There is a special mandapam that houses the Shodasalings with the sixteen stripes worshipped by Brahma. This is where Shiva relieved Brahma of the curse.
The temple has shrines for Brahma, Vishnu (in the form of Narasimha), Shiva, and Jupiter. An idol of Sarabeswara is seen in the entrance hall.
There is a shrine for Shanmughanathar or Subramanya located near the Karpaga Vinayagar shrine in the temple's inner prakaram (corridor). The shrine of Dakshinamurthy is adjacent to that of Brahma in the southern prakaram of the temple. In the Mandapam, there are beautifully sculpted episodes of the Narasimha avatar.
The Sthala Vriksham of the temple is Makizhamaram. The Theerthams associated with the temple are the Brahma Theertham, Shanmuga Nadhi, and Bahula Theertham.
This is one of the rare temples of Brahma and is considered the most important, for it is here that he regained his Tejas (lustre) and powers of creation. He was also bestowed with the power of changing the destiny of people for good, depending on the individual.
Devotees throng the temple especially on Mondays and Thursdays for Darshan. By offering fervent prayers at this temple, devotees have the opportunity of turning their lives around. People go around the temple on the principle of 'Guru Brahma Guru Vishnu,' a rarity in any temple.
Stepping into this temple itself ensures prosperity to the devotee. The temple is an important place for Jupiter, who is ruled by Brahma. People having Jupiter in an adverse position in their horoscopes pray at this temple for getting relief.
People make special offerings to Brahma with 36 lamps and 108 tamarind rice balls.
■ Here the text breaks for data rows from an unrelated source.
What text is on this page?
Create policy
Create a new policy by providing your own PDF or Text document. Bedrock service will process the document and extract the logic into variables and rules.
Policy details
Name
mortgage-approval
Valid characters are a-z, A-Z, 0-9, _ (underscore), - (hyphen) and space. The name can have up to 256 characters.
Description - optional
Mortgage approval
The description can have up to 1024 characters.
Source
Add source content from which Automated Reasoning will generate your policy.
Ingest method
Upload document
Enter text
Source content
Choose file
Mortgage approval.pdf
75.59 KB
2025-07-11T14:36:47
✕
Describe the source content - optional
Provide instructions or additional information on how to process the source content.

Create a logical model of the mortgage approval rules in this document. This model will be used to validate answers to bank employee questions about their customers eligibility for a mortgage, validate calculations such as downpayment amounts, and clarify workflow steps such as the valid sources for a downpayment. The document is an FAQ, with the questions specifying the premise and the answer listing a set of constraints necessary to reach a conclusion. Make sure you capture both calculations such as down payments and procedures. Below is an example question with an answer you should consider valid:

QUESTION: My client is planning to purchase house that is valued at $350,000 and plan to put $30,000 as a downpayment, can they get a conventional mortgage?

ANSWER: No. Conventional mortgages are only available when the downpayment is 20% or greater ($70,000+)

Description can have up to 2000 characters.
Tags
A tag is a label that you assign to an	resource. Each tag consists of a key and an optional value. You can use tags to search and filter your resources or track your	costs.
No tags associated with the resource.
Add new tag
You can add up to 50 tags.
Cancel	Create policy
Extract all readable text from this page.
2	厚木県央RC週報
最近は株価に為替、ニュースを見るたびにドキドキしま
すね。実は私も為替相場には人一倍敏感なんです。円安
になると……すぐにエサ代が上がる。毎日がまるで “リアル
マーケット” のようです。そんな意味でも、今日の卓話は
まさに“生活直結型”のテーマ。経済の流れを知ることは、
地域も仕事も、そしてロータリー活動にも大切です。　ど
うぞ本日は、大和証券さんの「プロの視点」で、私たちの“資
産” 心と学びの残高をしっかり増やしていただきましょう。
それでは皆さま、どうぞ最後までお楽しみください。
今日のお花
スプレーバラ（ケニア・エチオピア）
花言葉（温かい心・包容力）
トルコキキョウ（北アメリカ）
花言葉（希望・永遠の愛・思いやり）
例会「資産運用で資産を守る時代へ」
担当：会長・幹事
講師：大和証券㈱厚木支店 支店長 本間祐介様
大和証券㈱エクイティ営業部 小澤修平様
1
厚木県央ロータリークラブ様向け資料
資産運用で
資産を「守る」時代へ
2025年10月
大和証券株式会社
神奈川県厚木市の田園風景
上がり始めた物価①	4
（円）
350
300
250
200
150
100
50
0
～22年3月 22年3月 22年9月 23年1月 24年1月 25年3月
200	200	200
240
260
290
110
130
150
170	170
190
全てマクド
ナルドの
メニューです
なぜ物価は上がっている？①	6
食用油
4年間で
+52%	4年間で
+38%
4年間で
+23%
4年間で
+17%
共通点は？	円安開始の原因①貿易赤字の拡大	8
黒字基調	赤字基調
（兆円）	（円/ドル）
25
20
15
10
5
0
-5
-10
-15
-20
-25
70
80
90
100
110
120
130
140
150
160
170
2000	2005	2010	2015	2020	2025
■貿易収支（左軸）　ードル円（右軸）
Devotees walk nine rounds, and Thursday is considered especially auspicious for this offering. They invoke blessings, and their destiny is turned around in life for good. Devotees believe by worshipping Brahmapureeswarar, their destiny can be changed, and all negativities in life can be removed.
The temple celebrates the Pooram Nakshatram in the Tamil month of Aadi. Vinayaka Chaturthi is celebrated in the Tamil month of Aavani. Navaratri is celebrated in the Tamil month of Purattasi, Karthigai Deepam is celebrated in the month of Karthigai, and Maha Shivaratri is celebrated in the Tamil month of Maasi. The ten-day Brahmotsavam festival is celebrated in the Tamil month of Panguni.
Morning: 07.00 am - 12.00 pm
Evening: 04.00 pm - 08.00 pm
Tiruchirapalli is the nearest airport to the temple, which is 38 kilometers away.
The temple is 35 kilometers from Tiruchirapalli Junction.
By cab, the temple is 30 kilometers from the entrance of Tiruchirapalli. Public buses are also available for the commute.